1. a football team played six games. in those games, the team won by 7 points, lost by 20, won by 8, won by 11, lost by 3, and won by 9. what was the mean amount by which the team won or lost over the six games? a -3 points b 2 points c 3 points d 6 points 20. in digging a hole, the construction crew records the location of the bottom of the hole relative to ground - level. in the first 3 hours, the crew digs at a rate of -2.75 feet each hour. part a how many feet would the crew record after 3 hours? write an expression representing this situation. part b in the next 3 hours, the crew was digging at a rate of -2.5 feet each hour. during the last 2 hours, the crew slowed to a rate of -2.25 feet each hour. what number would they record for the location after the 8 hours? write an expression representing this situation.

Explanation:

Step1: Recall the mean formula

The mean of a set of numbers \(x_1,x_2,\cdots,x_n\) is \(\bar{x}=\frac{\sum_{i = 1}^{n}x_i}{n}\). Here, the points are \(x_1=- 20,x_2 = 8,x_3=11,x_4=-1,x_5 = 9\), and \(n = 5\).

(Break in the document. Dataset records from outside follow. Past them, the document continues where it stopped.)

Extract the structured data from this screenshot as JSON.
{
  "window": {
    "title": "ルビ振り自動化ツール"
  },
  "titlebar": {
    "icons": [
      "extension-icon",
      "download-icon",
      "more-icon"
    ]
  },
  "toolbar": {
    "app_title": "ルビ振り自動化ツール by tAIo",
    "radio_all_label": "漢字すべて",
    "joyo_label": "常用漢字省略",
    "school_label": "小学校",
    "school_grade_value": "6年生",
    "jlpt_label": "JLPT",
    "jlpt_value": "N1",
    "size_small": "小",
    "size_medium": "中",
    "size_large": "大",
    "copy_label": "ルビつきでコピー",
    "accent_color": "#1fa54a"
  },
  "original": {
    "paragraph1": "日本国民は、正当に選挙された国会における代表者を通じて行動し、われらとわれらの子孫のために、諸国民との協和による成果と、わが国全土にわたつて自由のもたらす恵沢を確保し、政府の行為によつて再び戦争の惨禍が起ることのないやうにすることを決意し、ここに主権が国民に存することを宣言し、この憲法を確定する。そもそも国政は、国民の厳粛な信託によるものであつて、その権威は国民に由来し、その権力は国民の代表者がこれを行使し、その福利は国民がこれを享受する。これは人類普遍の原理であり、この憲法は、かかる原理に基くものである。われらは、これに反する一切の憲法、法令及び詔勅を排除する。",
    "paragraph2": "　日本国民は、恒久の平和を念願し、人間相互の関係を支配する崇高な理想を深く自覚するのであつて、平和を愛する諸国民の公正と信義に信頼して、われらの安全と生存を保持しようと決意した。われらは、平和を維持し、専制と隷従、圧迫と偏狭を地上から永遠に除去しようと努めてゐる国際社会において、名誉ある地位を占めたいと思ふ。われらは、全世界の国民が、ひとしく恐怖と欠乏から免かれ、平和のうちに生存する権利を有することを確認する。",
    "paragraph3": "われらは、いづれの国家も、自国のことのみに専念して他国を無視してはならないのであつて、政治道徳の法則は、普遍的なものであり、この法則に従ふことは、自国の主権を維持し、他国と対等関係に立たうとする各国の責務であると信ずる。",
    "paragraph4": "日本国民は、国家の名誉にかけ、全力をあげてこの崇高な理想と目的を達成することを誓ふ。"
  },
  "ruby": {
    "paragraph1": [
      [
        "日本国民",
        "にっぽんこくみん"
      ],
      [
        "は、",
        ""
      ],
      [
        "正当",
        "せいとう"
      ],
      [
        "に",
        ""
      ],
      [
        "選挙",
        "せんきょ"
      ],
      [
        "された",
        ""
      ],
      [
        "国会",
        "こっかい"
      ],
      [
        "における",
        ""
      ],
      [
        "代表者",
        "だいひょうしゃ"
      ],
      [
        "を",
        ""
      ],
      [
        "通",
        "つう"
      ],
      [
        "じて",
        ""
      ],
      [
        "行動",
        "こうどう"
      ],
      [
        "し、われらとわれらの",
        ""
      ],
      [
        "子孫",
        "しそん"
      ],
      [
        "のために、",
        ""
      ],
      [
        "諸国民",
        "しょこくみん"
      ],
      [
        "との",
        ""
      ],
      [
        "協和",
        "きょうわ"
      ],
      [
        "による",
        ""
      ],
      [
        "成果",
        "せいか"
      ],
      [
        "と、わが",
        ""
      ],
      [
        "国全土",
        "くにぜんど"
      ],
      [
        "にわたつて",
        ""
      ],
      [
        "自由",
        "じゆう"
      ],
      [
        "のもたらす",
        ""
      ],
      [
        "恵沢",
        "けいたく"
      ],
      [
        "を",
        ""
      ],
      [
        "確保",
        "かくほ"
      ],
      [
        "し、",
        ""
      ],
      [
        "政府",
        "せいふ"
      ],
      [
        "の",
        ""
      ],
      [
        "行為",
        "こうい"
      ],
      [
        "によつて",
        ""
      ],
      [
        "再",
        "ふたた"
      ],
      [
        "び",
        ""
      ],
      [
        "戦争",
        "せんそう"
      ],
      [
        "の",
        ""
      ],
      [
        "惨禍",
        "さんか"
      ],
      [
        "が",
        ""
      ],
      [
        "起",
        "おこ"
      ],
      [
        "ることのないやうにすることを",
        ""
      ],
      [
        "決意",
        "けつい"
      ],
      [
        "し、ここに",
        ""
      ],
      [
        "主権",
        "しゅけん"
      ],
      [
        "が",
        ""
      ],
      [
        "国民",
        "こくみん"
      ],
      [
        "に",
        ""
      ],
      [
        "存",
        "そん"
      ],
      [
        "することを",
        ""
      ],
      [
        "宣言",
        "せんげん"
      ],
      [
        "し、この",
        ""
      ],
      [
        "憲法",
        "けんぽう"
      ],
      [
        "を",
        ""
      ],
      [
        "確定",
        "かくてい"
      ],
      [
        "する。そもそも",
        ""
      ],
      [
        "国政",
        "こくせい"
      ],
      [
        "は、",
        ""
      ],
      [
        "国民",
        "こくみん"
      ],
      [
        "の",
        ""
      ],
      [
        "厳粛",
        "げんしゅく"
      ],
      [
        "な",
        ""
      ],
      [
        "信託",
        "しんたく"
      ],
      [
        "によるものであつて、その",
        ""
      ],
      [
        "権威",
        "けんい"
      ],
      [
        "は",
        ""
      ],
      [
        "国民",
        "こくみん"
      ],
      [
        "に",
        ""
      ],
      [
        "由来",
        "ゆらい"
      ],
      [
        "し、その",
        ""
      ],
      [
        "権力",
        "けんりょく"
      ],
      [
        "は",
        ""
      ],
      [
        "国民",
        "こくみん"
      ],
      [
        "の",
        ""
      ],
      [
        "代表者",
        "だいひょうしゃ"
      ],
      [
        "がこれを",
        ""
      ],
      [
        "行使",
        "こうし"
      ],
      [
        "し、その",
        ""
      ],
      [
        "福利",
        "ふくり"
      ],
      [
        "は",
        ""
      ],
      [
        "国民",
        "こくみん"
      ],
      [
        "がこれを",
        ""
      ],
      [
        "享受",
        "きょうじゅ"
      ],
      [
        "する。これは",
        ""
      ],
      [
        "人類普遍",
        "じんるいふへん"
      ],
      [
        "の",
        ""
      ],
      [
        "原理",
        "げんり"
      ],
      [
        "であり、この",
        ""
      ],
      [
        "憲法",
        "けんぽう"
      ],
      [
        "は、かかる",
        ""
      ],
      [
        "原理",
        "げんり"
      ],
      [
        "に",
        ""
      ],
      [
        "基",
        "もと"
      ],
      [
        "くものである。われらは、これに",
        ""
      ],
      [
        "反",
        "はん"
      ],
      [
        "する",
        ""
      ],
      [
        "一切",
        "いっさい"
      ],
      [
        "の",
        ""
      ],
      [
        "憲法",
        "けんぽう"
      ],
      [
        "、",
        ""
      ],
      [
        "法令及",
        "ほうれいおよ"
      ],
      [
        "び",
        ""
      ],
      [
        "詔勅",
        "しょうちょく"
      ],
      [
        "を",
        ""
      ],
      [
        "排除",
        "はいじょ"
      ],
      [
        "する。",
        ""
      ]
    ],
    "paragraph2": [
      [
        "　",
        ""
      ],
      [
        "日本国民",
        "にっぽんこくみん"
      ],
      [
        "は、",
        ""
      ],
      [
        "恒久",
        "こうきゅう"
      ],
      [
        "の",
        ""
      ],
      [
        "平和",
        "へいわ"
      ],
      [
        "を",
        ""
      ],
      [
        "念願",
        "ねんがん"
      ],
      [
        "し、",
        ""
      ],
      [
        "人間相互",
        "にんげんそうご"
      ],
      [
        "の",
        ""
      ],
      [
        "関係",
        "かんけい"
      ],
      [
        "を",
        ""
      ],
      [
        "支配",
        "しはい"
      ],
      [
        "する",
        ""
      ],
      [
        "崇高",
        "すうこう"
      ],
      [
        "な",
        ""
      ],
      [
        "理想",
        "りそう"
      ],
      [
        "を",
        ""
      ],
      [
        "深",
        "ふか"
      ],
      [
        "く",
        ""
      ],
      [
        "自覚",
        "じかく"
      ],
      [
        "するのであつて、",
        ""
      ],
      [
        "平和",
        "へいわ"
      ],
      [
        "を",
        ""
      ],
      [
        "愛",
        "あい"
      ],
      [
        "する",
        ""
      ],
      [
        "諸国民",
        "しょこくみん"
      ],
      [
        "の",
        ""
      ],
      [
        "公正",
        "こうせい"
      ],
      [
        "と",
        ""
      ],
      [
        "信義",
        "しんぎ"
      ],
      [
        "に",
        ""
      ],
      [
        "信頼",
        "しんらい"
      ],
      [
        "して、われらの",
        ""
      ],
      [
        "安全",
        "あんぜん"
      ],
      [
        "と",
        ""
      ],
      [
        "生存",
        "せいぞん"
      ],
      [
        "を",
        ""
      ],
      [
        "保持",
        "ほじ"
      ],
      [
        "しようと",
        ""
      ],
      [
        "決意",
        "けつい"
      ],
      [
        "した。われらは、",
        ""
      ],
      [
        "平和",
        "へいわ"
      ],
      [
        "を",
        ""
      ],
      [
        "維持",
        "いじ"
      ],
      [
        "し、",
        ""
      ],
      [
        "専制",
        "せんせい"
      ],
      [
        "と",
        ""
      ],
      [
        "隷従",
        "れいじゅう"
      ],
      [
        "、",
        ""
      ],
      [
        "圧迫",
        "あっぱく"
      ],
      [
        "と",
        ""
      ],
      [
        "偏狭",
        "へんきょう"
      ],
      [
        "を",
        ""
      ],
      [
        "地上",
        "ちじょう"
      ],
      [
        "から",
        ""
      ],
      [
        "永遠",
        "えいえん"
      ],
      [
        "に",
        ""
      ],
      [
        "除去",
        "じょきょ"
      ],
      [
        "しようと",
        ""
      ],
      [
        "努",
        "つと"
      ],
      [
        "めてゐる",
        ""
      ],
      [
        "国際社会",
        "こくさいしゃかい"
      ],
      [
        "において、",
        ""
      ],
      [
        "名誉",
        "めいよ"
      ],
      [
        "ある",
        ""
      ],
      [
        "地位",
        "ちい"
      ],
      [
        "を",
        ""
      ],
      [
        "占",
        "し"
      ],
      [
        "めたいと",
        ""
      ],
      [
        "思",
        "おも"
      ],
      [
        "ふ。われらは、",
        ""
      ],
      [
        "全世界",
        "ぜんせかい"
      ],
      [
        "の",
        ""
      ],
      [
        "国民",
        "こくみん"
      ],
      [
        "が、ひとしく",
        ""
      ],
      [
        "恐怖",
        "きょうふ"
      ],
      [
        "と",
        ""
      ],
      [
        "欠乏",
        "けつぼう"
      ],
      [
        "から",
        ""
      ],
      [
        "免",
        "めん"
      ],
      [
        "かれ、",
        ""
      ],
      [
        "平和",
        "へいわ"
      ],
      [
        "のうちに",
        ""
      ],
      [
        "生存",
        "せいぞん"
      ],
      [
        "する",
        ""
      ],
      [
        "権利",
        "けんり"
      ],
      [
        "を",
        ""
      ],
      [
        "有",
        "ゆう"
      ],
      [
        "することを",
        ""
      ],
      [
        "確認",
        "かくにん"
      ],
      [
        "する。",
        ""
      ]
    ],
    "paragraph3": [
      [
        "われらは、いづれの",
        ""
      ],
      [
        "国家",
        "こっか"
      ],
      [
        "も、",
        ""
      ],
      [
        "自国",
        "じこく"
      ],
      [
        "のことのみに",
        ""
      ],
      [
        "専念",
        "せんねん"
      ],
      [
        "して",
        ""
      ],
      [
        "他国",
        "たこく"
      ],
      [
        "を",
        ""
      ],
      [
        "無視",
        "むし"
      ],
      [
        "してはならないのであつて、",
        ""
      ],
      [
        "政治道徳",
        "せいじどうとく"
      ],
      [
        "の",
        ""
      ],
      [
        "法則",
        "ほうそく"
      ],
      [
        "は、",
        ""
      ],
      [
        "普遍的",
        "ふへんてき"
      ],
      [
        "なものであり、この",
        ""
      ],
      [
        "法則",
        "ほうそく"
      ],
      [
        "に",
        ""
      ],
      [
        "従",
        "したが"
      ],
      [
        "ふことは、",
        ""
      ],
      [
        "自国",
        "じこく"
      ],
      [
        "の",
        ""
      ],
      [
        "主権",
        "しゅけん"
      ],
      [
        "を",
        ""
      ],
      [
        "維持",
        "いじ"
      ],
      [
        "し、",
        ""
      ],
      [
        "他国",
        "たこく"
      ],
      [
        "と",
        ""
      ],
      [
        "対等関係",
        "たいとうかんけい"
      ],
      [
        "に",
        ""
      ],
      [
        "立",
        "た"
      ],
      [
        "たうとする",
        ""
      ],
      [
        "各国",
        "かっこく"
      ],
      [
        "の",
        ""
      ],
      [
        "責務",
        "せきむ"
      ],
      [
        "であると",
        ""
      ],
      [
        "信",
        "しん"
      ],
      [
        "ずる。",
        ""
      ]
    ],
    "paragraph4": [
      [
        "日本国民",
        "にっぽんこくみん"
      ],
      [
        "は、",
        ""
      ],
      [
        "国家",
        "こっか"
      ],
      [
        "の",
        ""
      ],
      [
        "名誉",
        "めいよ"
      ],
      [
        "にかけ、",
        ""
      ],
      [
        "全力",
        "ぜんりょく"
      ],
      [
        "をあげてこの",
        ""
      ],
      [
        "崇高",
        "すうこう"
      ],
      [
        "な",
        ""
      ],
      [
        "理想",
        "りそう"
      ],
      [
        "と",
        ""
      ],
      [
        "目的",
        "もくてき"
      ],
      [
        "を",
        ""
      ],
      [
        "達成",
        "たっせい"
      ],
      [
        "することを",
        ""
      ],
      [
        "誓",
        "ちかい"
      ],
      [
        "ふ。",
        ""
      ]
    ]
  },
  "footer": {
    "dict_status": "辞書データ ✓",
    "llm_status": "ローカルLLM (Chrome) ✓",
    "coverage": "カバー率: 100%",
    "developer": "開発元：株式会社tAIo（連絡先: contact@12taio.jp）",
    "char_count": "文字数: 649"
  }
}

Step2: Calculate the sum of the points

\(\sum_{i=1}^{5}x_i=-20 + 8+11-1 + 9=-20+(8 + 11+9-1)=-20 + 27 = 7\).

Step3: Calculate the mean

\(\bar{x}=\frac{\sum_{i = 1}^{5}x_i}{5}=\frac{7}{5}=1.4\).

For the hole - digging problem:

Part A

Step1: Identify the rate and time

The rate of digging is \(-2.75\) feet per hour and the time is \(3\) hours. The expression for the depth \(d\) is given by the product of the rate \(r\) and the time \(t\). So the expression is \(d=-2.75\times3\).

Part B

Step1: Analyze the different - rate and time intervals

In the first \(3\) hours, the rate \(r_1=-2.75\) feet per hour, so the depth \(d_1=-2.75\times3\). In the next \(3\) hours, the rate \(r_2=-2.5\) feet per hour, so the depth \(d_2=-2.5\times3\). In the last \(2\) hours, the rate \(r_3=-2.75\) feet per hour, so the depth \(d_3=-2.75\times2\). The total - depth \(D\) is \(D=-2.75\times3-2.5\times3-2.75\times2\).

Answer:

For the football - points problem, the mean is \(1.4\).
For Part A of the hole - digging problem, the expression is \(-2.75\times3\).
For Part B of the hole - digging problem, the expression is \(-2.75\times3-2.5\times3-2.75\times2\).